The resulting clusters have nearly equal sizes:

  • Cluster 0: 5,466 observations
  • Cluster 1: 5,420 observations

Feature-wise comparison shows:

  • Mean temperature is nearly identical across clusters
  • Cluster 0 has higher humidity and lower wind speed
  • Cluster 1 has lower humidity and higher wind speed

Temperature does not appear to be a primary discriminating factor between clusters.


Classification Tree Specification

To profile the clusters:

  • Target variable: Cluster ID (nominal)
  • Predictors: temperature, humidity, wind speed
  • Maximum depth: 4 (corresponding to 3 decision levels)
  • Splitting criterion: Entropy

The limited depth enforces interpretability while allowing sufficient flexibility.


Classification Performance

The classification tree correctly predicts 99.63% of cluster memberships. This indicates that:

  • Cluster boundaries are well defined
  • Weather variables strongly explain cluster membership
  • Clusters are internally consistent

Importantly, the decision tree does not use temperature at any split, reinforcing the earlier observation that temperature plays a minimal role in distinguishing clusters.


Interpreting Node-Level Decision Rules

Each leaf node corresponds to a rule composed of inequalities involving humidity and wind speed. Leaf nodes with zero entropy represent perfectly pure segments, meaning all observations in that node belong to the same cluster.

Dominant Rules for Cluster 0

  • $humidity > 63.5$ and $windspeed \le 27.001$
    Covers 93% of Cluster 0 observations

Additional smaller segments include:

  • $61.5 < humidity \le 63.5$ and $windspeed \le 14$
  • $humidity > 66.5$ and $windspeed > 27.001$

These rules indicate humid conditions with moderate winds.

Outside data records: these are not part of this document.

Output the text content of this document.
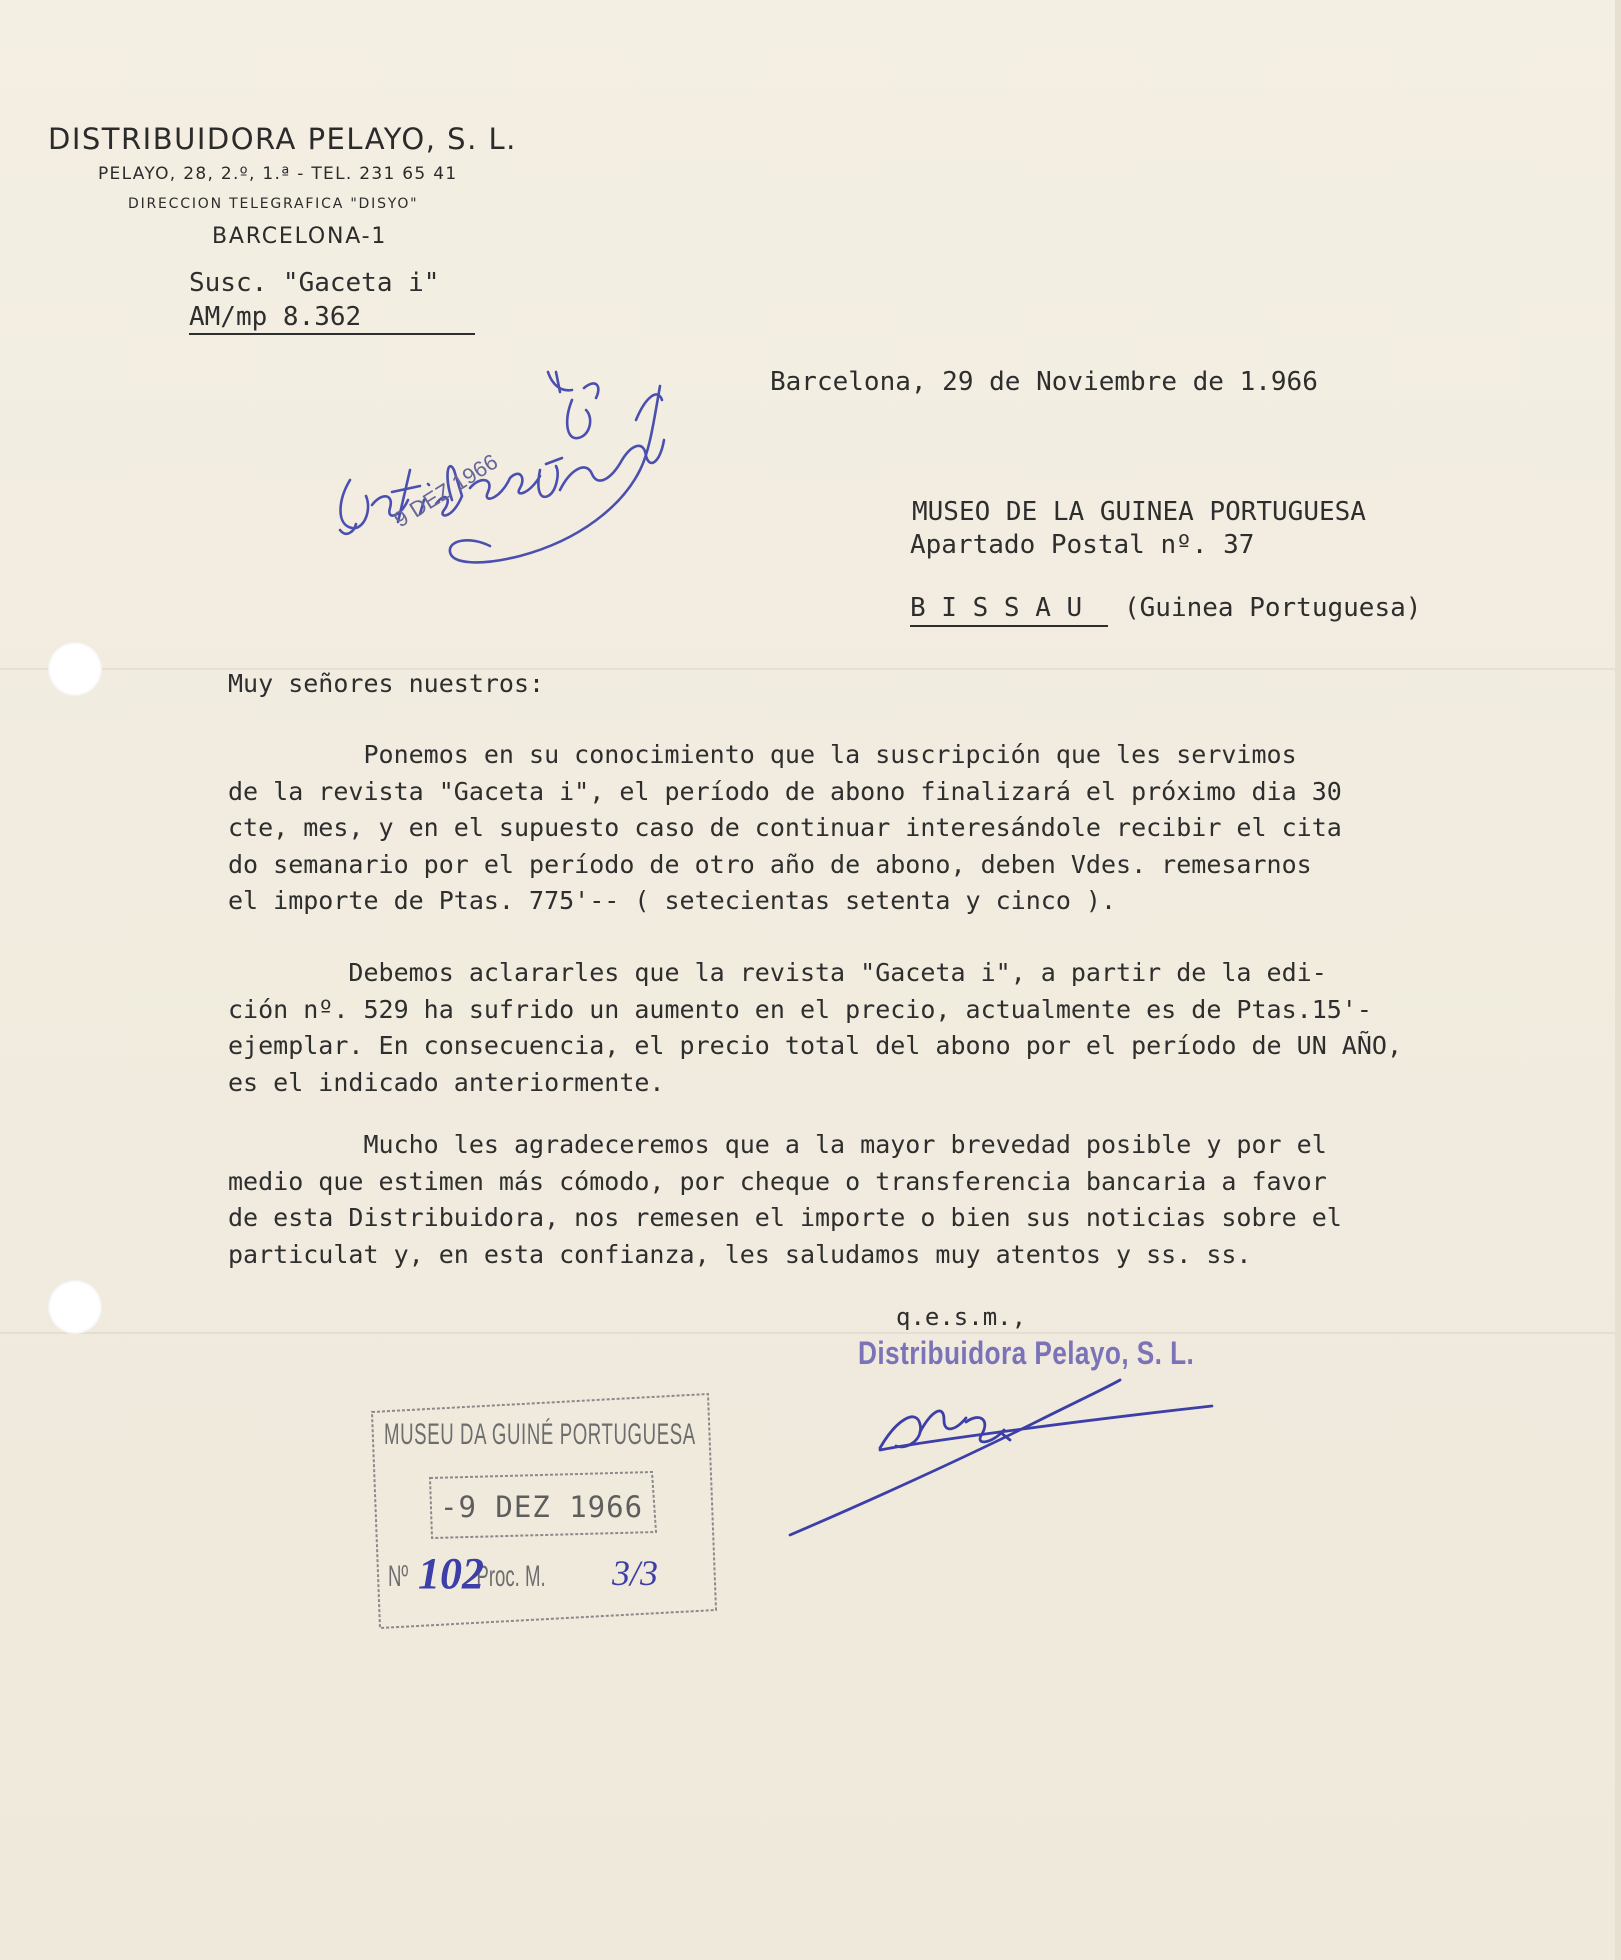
DISTRIBUIDORA PELAYO, S. L.
PELAYO, 28, 2.º, 1.ª - TEL. 231 65 41
DIRECCION TELEGRAFICA "DISYO"
BARCELONA-1
Susc. "Gaceta i"
AM/mp 8.362
Barcelona, 29 de Noviembre de 1.966
MUSEO DE LA GUINEA PORTUGUESA
Apartado Postal nº. 37
B I S S A U (Guinea Portuguesa)
Muy señores nuestros:
Ponemos en su conocimiento que la suscripción que les servimos
de la revista "Gaceta i", el período de abono finalizará el próximo dia 30
cte, mes, y en el supuesto caso de continuar interesándole recibir el cita
do semanario por el período de otro año de abono, deben Vdes. remesarnos
el importe de Ptas. 775'-- ( setecientas setenta y cinco ).
Debemos aclararles que la revista "Gaceta i", a partir de la edi-
ción nº. 529 ha sufrido un aumento en el precio, actualmente es de Ptas.15'-
ejemplar. En consecuencia, el precio total del abono por el período de UN AÑO,
es el indicado anteriormente.
Mucho les agradeceremos que a la mayor brevedad posible y por el
medio que estimen más cómodo, por cheque o transferencia bancaria a favor
de esta Distribuidora, nos remesen el importe o bien sus noticias sobre el
particulat y, en esta confianza, les saludamos muy atentos y ss. ss.
q.e.s.m.,
Distribuidora Pelayo, S. L.
9 DEZ 1966
MUSEU DA GUINÉ PORTUGUESA
-9 DEZ 1966
Nº Proc. M.
102	3/3
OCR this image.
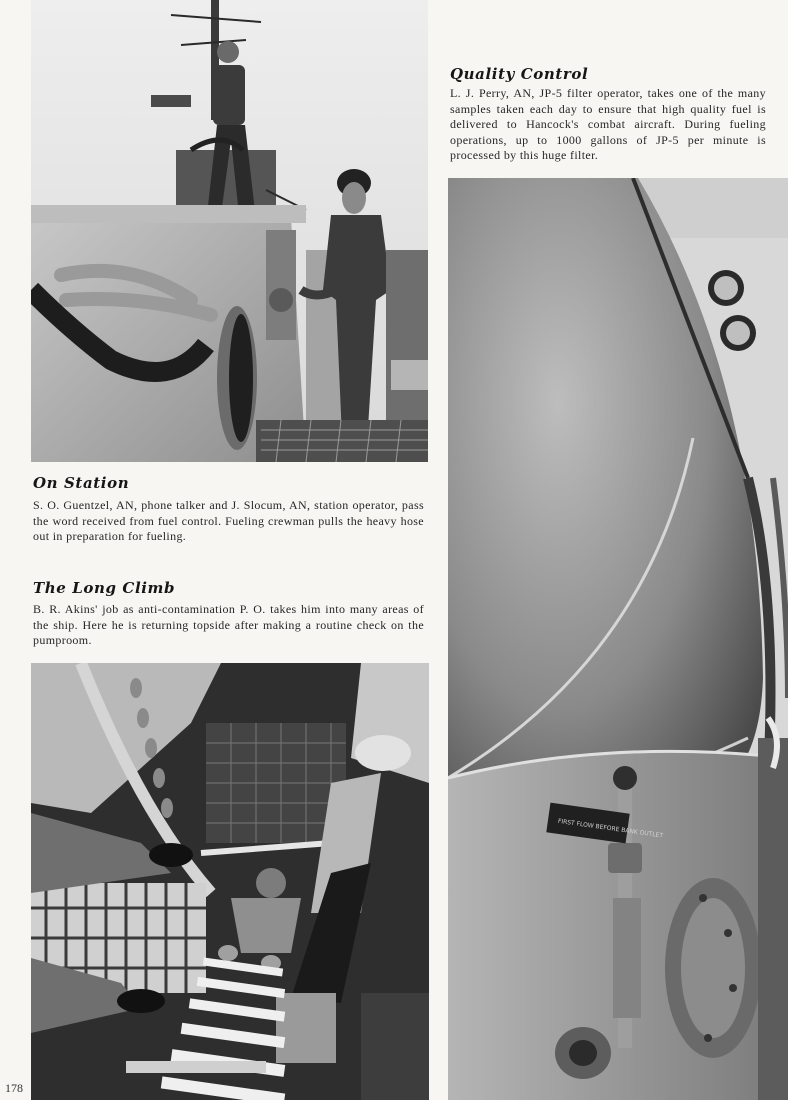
On Station

S. O. Guentzel, AN, phone talker and J. Slocum, AN, station operator, pass the word received from fuel control. Fueling crewman pulls the heavy hose out in preparation for fueling.

The Long Climb

B. R. Akins' job as anti-contamination P. O. takes him into many areas of the ship. Here he is returning topside after making a routine check on the pumproom.

Quality Control

L. J. Perry, AN, JP-5 filter operator, takes one of the many samples taken each day to ensure that high quality fuel is delivered to Hancock's combat aircraft. During fueling operations, up to 1000 gallons of JP-5 per minute is processed by this huge filter.

FIRST FLOW BEFORE BANK OUTLET
178
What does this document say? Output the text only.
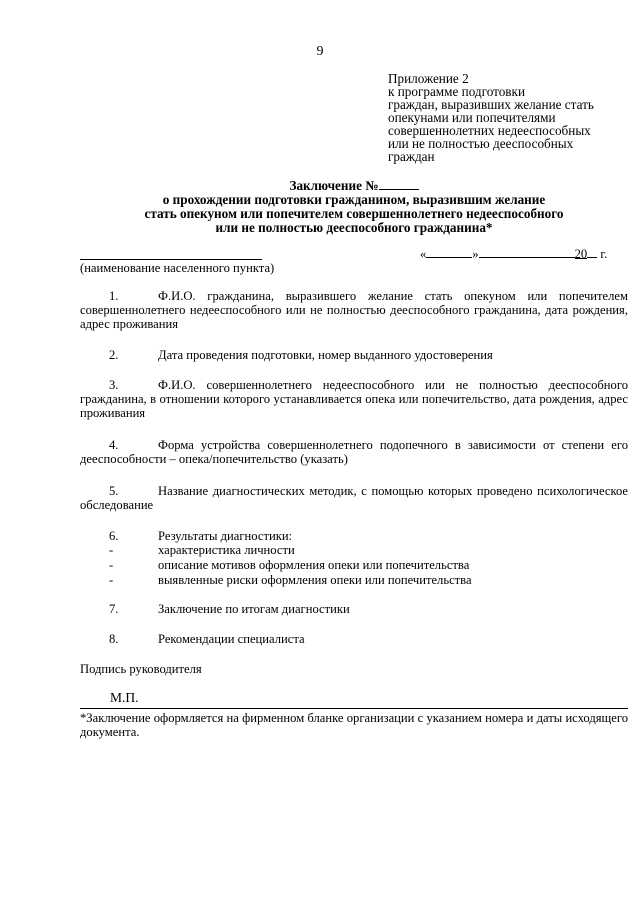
9
Приложение 2
к программе подготовки
граждан, выразивших желание стать
опекунами или попечителями
совершеннолетних недееспособных
или не полностью дееспособных
граждан
Заключение №
о прохождении подготовки гражданином, выразившим желание
стать опекуном или попечителем совершеннолетнего недееспособного
или не полностью дееспособного гражданина*
(наименование населенного пункта)
«	»	20 г.
1.	Ф.И.О. гражданина, выразившего желание стать опекуном или попечителем совершеннолетнего недееспособного или не полностью дееспособного гражданина, дата рождения, адрес проживания
2.	Дата проведения подготовки, номер выданного удостоверения
3.	Ф.И.О. совершеннолетнего недееспособного или не полностью дееспособного гражданина, в отношении которого устанавливается опека или попечительство, дата рождения, адрес проживания
4.	Форма устройства совершеннолетнего подопечного в зависимости от степени его дееспособности – опека/попечительство (указать)
5.	Название диагностических методик, с помощью которых проведено психологическое обследование
6.	Результаты диагностики:
-	характеристика личности
-	описание мотивов оформления опеки или попечительства
-	выявленные риски оформления опеки или попечительства
7.	Заключение по итогам диагностики
8.	Рекомендации специалиста
Подпись руководителя
М.П.
*Заключение оформляется на фирменном бланке организации с указанием номера и даты исходящего документа.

Dominant Rules for Cluster 1

  • $humidity \le 59.5$
    Covers 93% of Cluster 1 observations

Other minor segments involve:

  • $59.5 < humidity \le 61.5$ and $windspeed > 8$
  • $61.5 < humidity \le 62.5$ and $windspeed > 14$

These rules indicate dry conditions, often accompanied by stronger winds.


Final Cluster Interpretation

Cluster 0: Tourist Season Conditions

  • Represents warm, slightly humid days
  • Typically includes a gentle breeze
  • Weather is consistent with summer tourism activity
  • High humidity is the dominant defining feature

Cluster 1: Typical School and Working Days

  • Represents dry, comfortable weather
  • Common during spring and autumn
  • Lower humidity is the defining characteristic
  • Weather conditions are conducive to routine commuting

Key Conceptual Takeaways

  • Decision trees provide transparent explanations of clusters
  • High classification accuracy validates cluster separability
  • Pure leaf nodes reveal core cluster characteristics
  • Not all original features are necessarily informative
  • Cluster profiling complements clustering rather than replacing it

By combining unsupervised clustering with supervised decision trees, cluster profiling bridges the gap between statistical discovery and human interpretability, transforming abstract cluster labels into actionable and understandable insights.